Be sure to check out my blog on life, the universe and everything (thinking inside the camera’s box). http://www.edwardcrim.com/blog .
Notes on color management:
1.It’s expensive. I create camera profiles for my in-studio photos of paintings (to reproduce as Giclée prints) by photographing a GretagMacbeth Digital Color Checker SG (color target - http://www.xrite.com/product_overview.aspx?ID=938) and analyzing it in PictoColor’s InCamera (a photoshop plug-in http://www.pictocolor.com/incamera.htm ). The former costs $300 and the latter, $200. I think I paid $500 for the EZ Color 2 & MonacoOptix combination (it was a few years ago). The ColorMunki lists for $500. The DTP 41 spectrophotometer that I started with cost $2400 new, and the software that didn’t work cost $795.
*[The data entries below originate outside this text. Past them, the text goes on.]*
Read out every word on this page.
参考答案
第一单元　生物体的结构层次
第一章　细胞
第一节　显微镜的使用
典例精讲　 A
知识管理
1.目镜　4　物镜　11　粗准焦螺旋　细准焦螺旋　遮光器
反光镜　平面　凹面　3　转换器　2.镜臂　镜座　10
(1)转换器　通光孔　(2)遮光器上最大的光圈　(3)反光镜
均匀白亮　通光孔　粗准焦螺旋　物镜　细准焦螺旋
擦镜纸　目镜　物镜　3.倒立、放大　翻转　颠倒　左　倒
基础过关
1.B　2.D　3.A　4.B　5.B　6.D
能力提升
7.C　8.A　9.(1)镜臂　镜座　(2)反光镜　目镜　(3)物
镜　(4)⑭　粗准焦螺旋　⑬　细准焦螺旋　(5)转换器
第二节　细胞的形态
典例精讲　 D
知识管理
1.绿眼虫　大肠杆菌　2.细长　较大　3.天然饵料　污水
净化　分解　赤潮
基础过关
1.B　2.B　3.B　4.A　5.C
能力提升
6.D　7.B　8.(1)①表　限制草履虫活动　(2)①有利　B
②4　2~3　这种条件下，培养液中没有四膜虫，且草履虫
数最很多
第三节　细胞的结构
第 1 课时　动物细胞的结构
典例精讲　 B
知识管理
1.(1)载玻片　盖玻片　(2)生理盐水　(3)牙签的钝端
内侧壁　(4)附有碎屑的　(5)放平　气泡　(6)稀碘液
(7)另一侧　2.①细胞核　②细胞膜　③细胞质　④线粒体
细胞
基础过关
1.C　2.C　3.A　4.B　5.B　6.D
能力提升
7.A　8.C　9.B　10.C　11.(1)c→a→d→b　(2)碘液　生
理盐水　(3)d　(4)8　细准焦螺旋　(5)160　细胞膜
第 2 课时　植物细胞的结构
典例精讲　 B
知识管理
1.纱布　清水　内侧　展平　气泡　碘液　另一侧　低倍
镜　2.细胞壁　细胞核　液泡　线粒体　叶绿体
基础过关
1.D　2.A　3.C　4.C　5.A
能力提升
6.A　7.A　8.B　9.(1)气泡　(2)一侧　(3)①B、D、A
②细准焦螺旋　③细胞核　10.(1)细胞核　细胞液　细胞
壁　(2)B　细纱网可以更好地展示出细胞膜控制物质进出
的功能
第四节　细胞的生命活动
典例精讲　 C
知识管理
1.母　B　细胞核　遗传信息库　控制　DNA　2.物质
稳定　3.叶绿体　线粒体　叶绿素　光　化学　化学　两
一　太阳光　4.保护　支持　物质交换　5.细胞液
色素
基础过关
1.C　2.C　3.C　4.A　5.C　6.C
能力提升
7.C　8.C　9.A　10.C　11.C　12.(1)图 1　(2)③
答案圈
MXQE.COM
2.It’s easy. Compared to the way we used to make color prints, in the bad old days of film, enlargers, and smelly chemical processors, a color-managed digital workflow seems almost no effort. The set-up involves a bit of time (and requires good components), but little thought. Your computer, a machine 1000 times more powerful than those that ran the Apollo program, does all the work!
3.It’s worth it. The quality of the camera profiles I get using the Color Checker SG and InCamera is phenomenal! I am able to make Giclée prints on my HP Z3100 that match the colors, tones and contrast of the original artwork (The HP Z3100 has a built in spectrophotometer). I can send files off to my professional photo lab knowing that the prints I get will match what I see on my monitors.
Edward Crim is a photographer and print maker in St. Louis, Missouri. He is a member of the Professional Photographers of America and the National Association of Photoshop Professionals. He has been sitting on the bleeding edge of digital imaging technology since 1992.